Noun
lovetap (plural lovetaps)
- A light punch or other rough tap, performed in a friendly or affectionate manner.
Why am I in trouble for hitting him? It was just a lovetap! See, he's not hurt.
1911, S. Ella Wood Dean, Love's Purple, page 264:It was out of all precedent for us to do anything of that kind, for often on our honeymoon, when inspired to give him a love-tap or a fervent kiss, my husband would say: “Oh, spare me that, if there is anything more disgusting in a wife than such constant demonstrations let me know it.”
- (by extension) A strike or collision with relatively little force, or causing relatively little damage.

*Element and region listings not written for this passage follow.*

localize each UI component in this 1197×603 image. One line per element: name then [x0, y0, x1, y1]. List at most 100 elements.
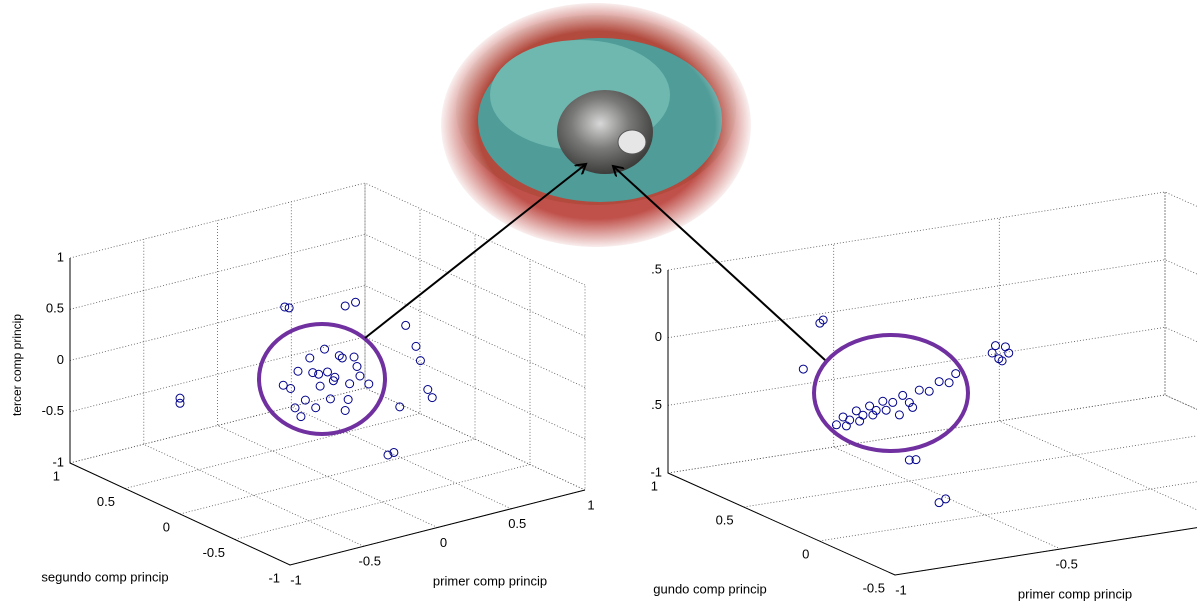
- point: [904, 455, 914, 465]
- arrow: [364, 164, 586, 339]
- point: [815, 318, 825, 328]
- grid-line: [894, 527, 1197, 576]
- z-tick-label: 0: [655, 329, 662, 344]
- highlight-circle: [257, 322, 387, 436]
- point: [871, 405, 881, 415]
- point: [290, 403, 300, 413]
- point: [1004, 348, 1014, 358]
- point: [337, 353, 347, 363]
- point: [411, 341, 421, 351]
- point: [286, 384, 296, 393]
- point: [868, 410, 878, 420]
- point: [308, 368, 318, 378]
- z-tick-label: 0.5: [46, 301, 64, 316]
- point: [320, 344, 330, 354]
- photo: [438, 0, 754, 250]
- point: [427, 393, 437, 403]
- point: [323, 367, 332, 377]
- point: [1000, 342, 1010, 352]
- grid-line: [667, 191, 1197, 271]
- point: [300, 395, 310, 405]
- grid-line: [667, 394, 1197, 474]
- x-axis-label: primer comp princip: [433, 573, 547, 588]
- y-tick-label: 0: [802, 546, 809, 561]
- point: [305, 353, 315, 363]
- point: [855, 416, 865, 426]
- y-tick-label: 0.5: [716, 512, 734, 527]
- z-tick-label: .5: [651, 397, 662, 412]
- point: [340, 301, 350, 311]
- point: [990, 341, 1000, 351]
- x-tick-label: -0.5: [359, 554, 381, 569]
- point: [898, 390, 908, 400]
- point: [831, 420, 841, 430]
- point: [389, 447, 399, 457]
- grid-line: [998, 218, 1197, 511]
- z-tick-label: 1: [57, 249, 64, 264]
- chart: -1-0.500.51-1-0.500.51-1-0.500.51primer …: [10, 182, 595, 588]
- point: [364, 379, 374, 389]
- point: [345, 379, 355, 389]
- point: [352, 362, 362, 371]
- grid-line: [143, 239, 364, 547]
- point: [278, 380, 288, 390]
- point: [951, 369, 961, 379]
- point: [296, 412, 306, 422]
- point: [934, 377, 944, 387]
- point: [334, 351, 344, 361]
- point: [934, 498, 944, 508]
- axis-line: [69, 258, 586, 566]
- point: [311, 403, 321, 413]
- grid-line: [69, 233, 586, 337]
- point: [997, 356, 1007, 366]
- y-tick-label: -0.5: [863, 580, 885, 595]
- point: [175, 398, 185, 408]
- point: [315, 381, 325, 391]
- point: [841, 421, 851, 431]
- point: [343, 395, 353, 404]
- point: [325, 394, 335, 404]
- point: [851, 406, 861, 416]
- point: [798, 364, 808, 374]
- x-tick-label: -0.5: [1055, 556, 1077, 571]
- x-tick-label: 0: [440, 535, 447, 550]
- z-tick-label: -1: [650, 464, 662, 479]
- point: [328, 376, 338, 386]
- point: [894, 410, 904, 420]
- y-tick-label: 0: [163, 519, 170, 534]
- y-axis-label: gundo comp princip: [653, 581, 766, 596]
- y-tick-label: -0.5: [203, 545, 225, 560]
- grid-line: [289, 285, 586, 566]
- y-tick-label: 1: [53, 468, 60, 483]
- grid-line: [667, 192, 1166, 474]
- x-tick-label: 1: [587, 497, 594, 512]
- grid-line: [234, 259, 531, 540]
- point: [423, 385, 433, 394]
- z-tick-label: -1: [52, 454, 64, 469]
- point: [858, 410, 868, 420]
- grid-line: [69, 285, 586, 388]
- point: [908, 402, 918, 412]
- grid-line: [743, 435, 1197, 508]
- x-tick-label: -1: [290, 572, 302, 587]
- x-axis-label: primer comp princip: [1018, 586, 1132, 601]
- z-tick-label: 0: [57, 352, 64, 367]
- y-tick-label: -1: [268, 570, 280, 585]
- point: [924, 386, 934, 396]
- grid-line: [819, 481, 1197, 542]
- grid-line: [69, 183, 366, 464]
- point: [340, 406, 350, 415]
- point: [175, 393, 185, 403]
- grid-line: [69, 258, 291, 566]
- point: [987, 348, 997, 358]
- highlight-circle: [812, 333, 970, 453]
- point: [314, 369, 324, 379]
- point: [293, 366, 303, 376]
- grid-line: [124, 208, 421, 489]
- point: [881, 405, 891, 415]
- point: [349, 352, 359, 362]
- z-axis-label: tercer comp princip: [10, 314, 24, 416]
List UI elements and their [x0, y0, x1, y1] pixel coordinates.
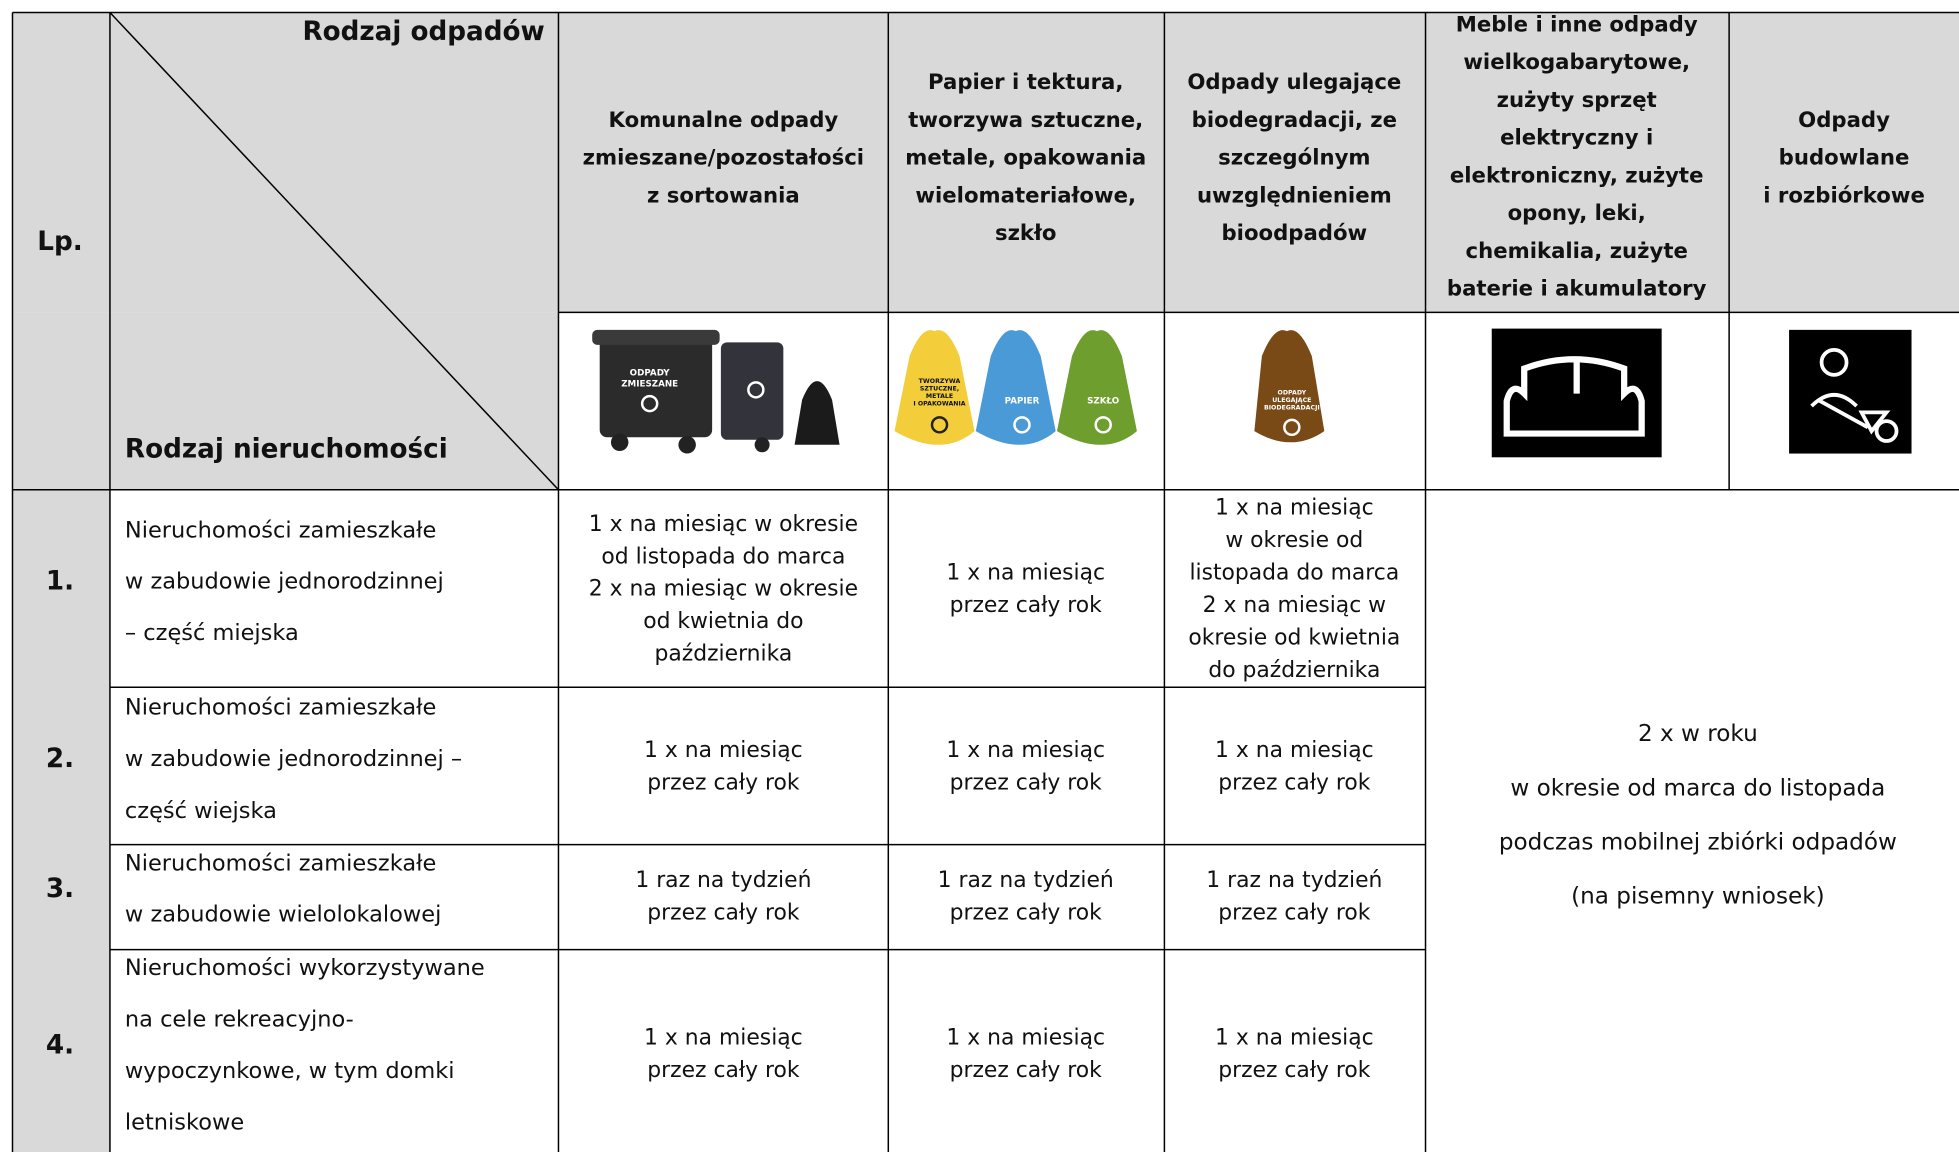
column-header: bioodpadów — [1221, 221, 1367, 246]
frequency: 1 x na miesiąc — [946, 738, 1105, 763]
property-name: Nieruchomości zamieszkałe — [125, 694, 436, 720]
icons — [592, 328, 1912, 458]
property-name: letniskowe — [125, 1110, 244, 1136]
property-name: Nieruchomości wykorzystywane — [125, 955, 485, 981]
waste-type-header: Rodzaj odpadów — [302, 17, 544, 47]
icon-label: TWORZYWA — [919, 378, 961, 385]
frequency: 2 x na miesiąc w — [1203, 593, 1386, 618]
column-header: i rozbiórkowe — [1763, 183, 1925, 208]
frequency: 1 x na miesiąc — [946, 561, 1105, 586]
column-header: Komunalne odpady — [609, 108, 839, 133]
shared-frequency: 2 x w roku — [1638, 721, 1758, 747]
frequency: w okresie od — [1225, 528, 1363, 553]
frequency: okresie od kwietnia — [1188, 625, 1400, 650]
column-header: Odpady ulegające — [1187, 70, 1401, 95]
column-header: biodegradacji, ze — [1192, 108, 1397, 133]
frequency: listopada do marca — [1189, 561, 1399, 586]
column-header: zmieszane/pozostałości — [583, 146, 864, 171]
property-name: na cele rekreacyjno- — [125, 1006, 354, 1032]
frequency: 1 x na miesiąc — [1215, 738, 1374, 763]
frequency: 1 x na miesiąc — [946, 1025, 1105, 1050]
lp-header: Lp. — [37, 227, 82, 257]
frequency: przez cały rok — [1218, 770, 1371, 795]
property-name: część wiejska — [125, 798, 277, 824]
column-header: szkło — [995, 221, 1057, 246]
frequency: przez cały rok — [950, 900, 1103, 925]
frequency: 1 x na miesiąc — [1215, 1025, 1374, 1050]
property-type-header: Rodzaj nieruchomości — [125, 434, 448, 464]
frequency: października — [654, 642, 792, 667]
frequency: 1 x na miesiąc — [644, 1025, 803, 1050]
property-name: – część miejska — [125, 620, 299, 646]
frequency: przez cały rok — [950, 770, 1103, 795]
frequency: od kwietnia do — [643, 609, 803, 634]
column-header: chemikalia, zużyte — [1466, 239, 1688, 264]
column-header: wielkogabarytowe, — [1463, 50, 1690, 75]
property-name: Nieruchomości zamieszkałe — [125, 518, 436, 544]
row-number: 3. — [46, 874, 74, 904]
column-header: szczególnym — [1218, 146, 1370, 171]
frequency: przez cały rok — [950, 593, 1103, 618]
grid-lines — [11, 11, 1959, 1152]
column-header: wielomateriałowe, — [915, 183, 1136, 208]
column-header: Odpady — [1798, 108, 1890, 133]
row-number: 2. — [46, 744, 74, 774]
column-header: tworzywa sztuczne, — [908, 108, 1143, 133]
column-header: z sortowania — [647, 183, 800, 208]
shared-frequency: podczas mobilnej zbiórki odpadów — [1499, 830, 1897, 856]
frequency: 1 raz na tydzień — [635, 868, 811, 893]
column-header: elektroniczny, zużyte — [1450, 163, 1704, 188]
frequency: 1 x na miesiąc w okresie — [589, 512, 858, 537]
icon-label: I OPAKOWANIA — [913, 401, 965, 408]
property-name: w zabudowie jednorodzinnej — [125, 569, 444, 595]
frequency: przez cały rok — [647, 900, 800, 925]
column-header: uwzględnieniem — [1197, 183, 1392, 208]
property-name: w zabudowie jednorodzinnej – — [125, 746, 462, 772]
column-header: zużyty sprzęt — [1497, 88, 1657, 113]
row-number: 1. — [46, 567, 74, 597]
icon-label: SZKŁO — [1087, 397, 1119, 407]
frequency: 1 raz na tydzień — [1206, 868, 1382, 893]
shared-frequency: w okresie od marca do listopada — [1510, 775, 1885, 801]
icon-label: SZTUCZNE, — [920, 386, 959, 393]
column-header: Meble i inne odpady — [1456, 12, 1698, 37]
frequency: 2 x na miesiąc w okresie — [589, 577, 858, 602]
row-number: 4. — [46, 1030, 74, 1060]
shared-frequency: (na pisemny wniosek) — [1571, 884, 1824, 910]
property-name: Nieruchomości zamieszkałe — [125, 850, 436, 876]
frequency: przez cały rok — [647, 770, 800, 795]
icon-label: ODPADY — [1278, 389, 1307, 396]
icon-label: METALE — [926, 393, 953, 400]
frequency: przez cały rok — [1218, 1058, 1371, 1083]
property-name: w zabudowie wielolokalowej — [125, 902, 441, 928]
property-name: wypoczynkowe, w tym domki — [125, 1058, 455, 1084]
frequency: 1 x na miesiąc — [644, 738, 803, 763]
frequency: przez cały rok — [1218, 900, 1371, 925]
icon-label: ULEGAJĄCE — [1272, 397, 1311, 404]
column-header: budowlane — [1779, 146, 1910, 171]
frequency: 1 raz na tydzień — [938, 868, 1114, 893]
column-header: elektryczny i — [1500, 126, 1653, 151]
frequency: 1 x na miesiąc — [1215, 496, 1374, 521]
column-header: opony, leki, — [1508, 201, 1646, 226]
frequency: przez cały rok — [950, 1058, 1103, 1083]
column-header: baterie i akumulatory — [1447, 276, 1707, 301]
icon-label: ZMIESZANE — [621, 380, 678, 390]
frequency: od listopada do marca — [601, 544, 845, 569]
frequency: przez cały rok — [647, 1058, 800, 1083]
column-header: Papier i tektura, — [928, 70, 1123, 95]
icon-label: BIODEGRADACJI — [1264, 404, 1320, 411]
column-header: metale, opakowania — [905, 146, 1146, 171]
icon-label: PAPIER — [1005, 397, 1040, 407]
frequency: do października — [1208, 658, 1380, 683]
icon-label: ODPADY — [630, 368, 671, 378]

1824, James Fenimore Cooper, The Pilot: A Tale of the Sea, page 363:Surely you forget the manner in which my hospitality has already been requited […] with a love-tap received over the shoulders of one of my men, by so gentle an instrument as the butt of a musket!
1967, Richard Brautigan, A Confederate General from Big Sur, page 97:She hadn’t hit her head very hard. It was only a love tap compared to some of the bone-crushing smashes I’d seen delivered against those beams.
2006, Dan Margulis, Professional Photoshop: The Classic Guide to Color Correction, 5th edition, page 81:The car in Figure 2.7 has just been involved in an accident. […] An insurance adjuster must now decide whether this was a mere love tap or something that requires authorizing thousands of dollars for a new fender.